Today I woke-up, had coffee (a must) and breakfast, and checked my email before heading to the office. My office is a shared space and more of an office/lab hybrid. There is a smaller adjoining room with electrical measurement systems including an Atomic Force Microscope (AFM). I use it to check for terraces, or ridges, a single atomic unit in height on a strontium titanate substrate. A few weeks ago I collected a lot of data and now need to analyze the data, which involves plotting it in OriginPro, a plotting software, and fitting it to existing models. I have been sorting through this data for two weeks already. I got to the lab around 9:30am, plotted the data until 11:45am, went home to have lunch, then headed back to the lab to plot data until my eyes needed to rest from the screen. Tomorrow I will basically do the same thing. And at 1:30pm I have a weekly meeting with my advisor to show him my results.
If my day sounded tedious, it was. In the course of the day I created 100 workbooks and about the same number of plots. The software crashed a few times and wore on my patience. But the thing is, you can't get to the good part, when you look for trends in the data and figure-out the underlying physics, without this part. And sometimes I get to spend the whole day reading, either articles or textbooks; I love these days. It's important to recognize there's an element of tedium to every job.
As a woman you have to fight micro-battles on a daily basis. There are people who will make you feel like you're not good enough. There are people who will tell you, "someone in your position would just leave with a master's degree." There are people who will tell you, "you can't have an accident in the lab, you're not married yet." There are people who will treat you like you don't know how to use a screw driver.
Science can be very isolating; sometimes I sit alone in a basement for 12 hours at a time running experiments.
Failing repeatedly is a fundamental underpinning of science; for every one piece of good data there are tens and maybe hundreds of failed attempts at getting that data.
I get to look at the world in nanometers (1x10^-9 meters)!
Every now and then an experiment goes well, you figure-out something you always wondered about, you suddenly see things from a new perspective, or you feel, just possibly, you could make a difference.
Out of the lab I am a bit of a clotheshorse but in the lab the dress code is more about being practical than anything else. I wear comfortable and closed toed shoes, sleeves that don't get caught on anything, etc. Occasionally I work with liquid nitrogen and need a sweater or jacket because the room gets cold. But if I wore the same thing every single day I don't think anyone would notice.
Learn Chinese. Learn Japanese. And then learn Korean. I'm only kidding but the majority of students in the engineering school are Asian.
Don't take off too much time before starting graduate work, especially in the sciences. I took off seven years and it made things hard--by the time I came back to school I had forgotten a lot of basic math and science, and was a little older than the average student and inherently an outlier, or it always felt that way anyways. But if you have to choose between taking off time before starting graduate school and not going to graduate school at all, go to graduate school.
Work with others, especially in classes--there's so much to learn from them.
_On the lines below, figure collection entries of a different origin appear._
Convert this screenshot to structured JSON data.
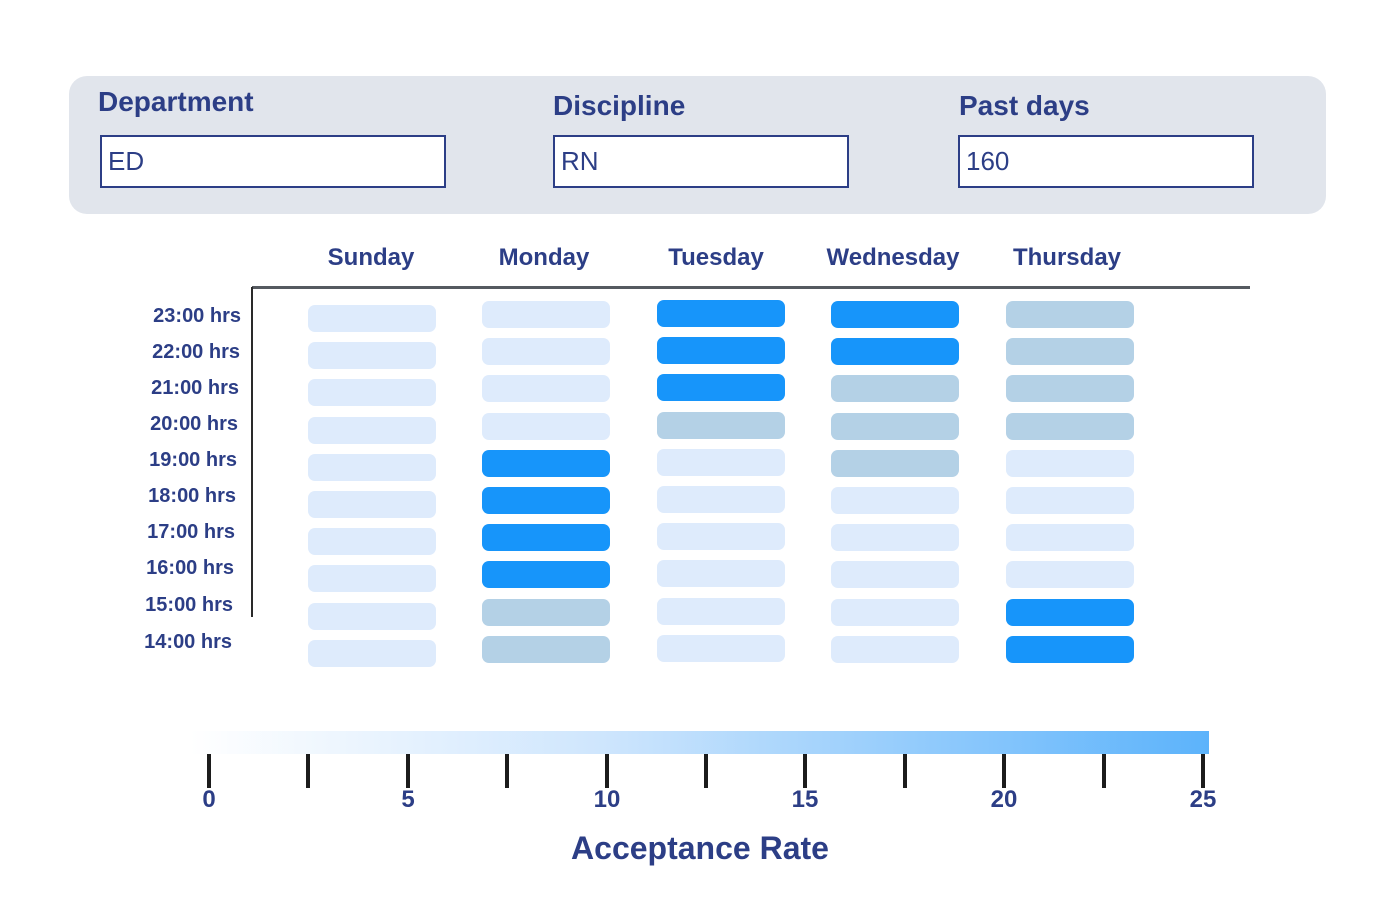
{
  "filters": {
    "department": {
      "label": "Department",
      "value": "ED"
    },
    "discipline": {
      "label": "Discipline",
      "value": "RN"
    },
    "past_days": {
      "label": "Past days",
      "value": "160"
    }
  },
  "colors": {
    "low": "#deebfc",
    "medium": "#b4d1e6",
    "high": "#1795fa",
    "text": "#2c3e86"
  },
  "chart_data": {
    "type": "heatmap",
    "days": [
      "Sunday",
      "Monday",
      "Tuesday",
      "Wednesday",
      "Thursday"
    ],
    "hours": [
      "23:00 hrs",
      "22:00 hrs",
      "21:00 hrs",
      "20:00 hrs",
      "19:00 hrs",
      "18:00 hrs",
      "17:00 hrs",
      "16:00 hrs",
      "15:00 hrs",
      "14:00 hrs"
    ],
    "levels": {
      "Sunday": [
        "low",
        "low",
        "low",
        "low",
        "low",
        "low",
        "low",
        "low",
        "low",
        "low"
      ],
      "Monday": [
        "low",
        "low",
        "low",
        "low",
        "high",
        "high",
        "high",
        "high",
        "medium",
        "medium"
      ],
      "Tuesday": [
        "high",
        "high",
        "high",
        "medium",
        "low",
        "low",
        "low",
        "low",
        "low",
        "low"
      ],
      "Wednesday": [
        "high",
        "high",
        "medium",
        "medium",
        "medium",
        "low",
        "low",
        "low",
        "low",
        "low"
      ],
      "Thursday": [
        "medium",
        "medium",
        "medium",
        "medium",
        "low",
        "low",
        "low",
        "low",
        "high",
        "high"
      ]
    },
    "scale": {
      "title": "Acceptance Rate",
      "range": [
        0,
        25
      ],
      "tick_values": [
        0,
        2.5,
        5,
        7.5,
        10,
        12.5,
        15,
        17.5,
        20,
        22.5,
        25
      ],
      "tick_labels": [
        "0",
        "5",
        "10",
        "15",
        "20",
        "25"
      ],
      "labeled_values": [
        0,
        5,
        10,
        15,
        20,
        25
      ]
    }
  }
}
Time is your most valuable resource. Focus on a few things and do them well rather than doing a lot of things just okay, say no, make decisions because your heart tells you so not because you fear mediocrity, and stay away from fake sugar.
There is a vitality, a life force, an energy, a quickening that is translated through you into action, and because there is only one of you in all of time, this expression is unique.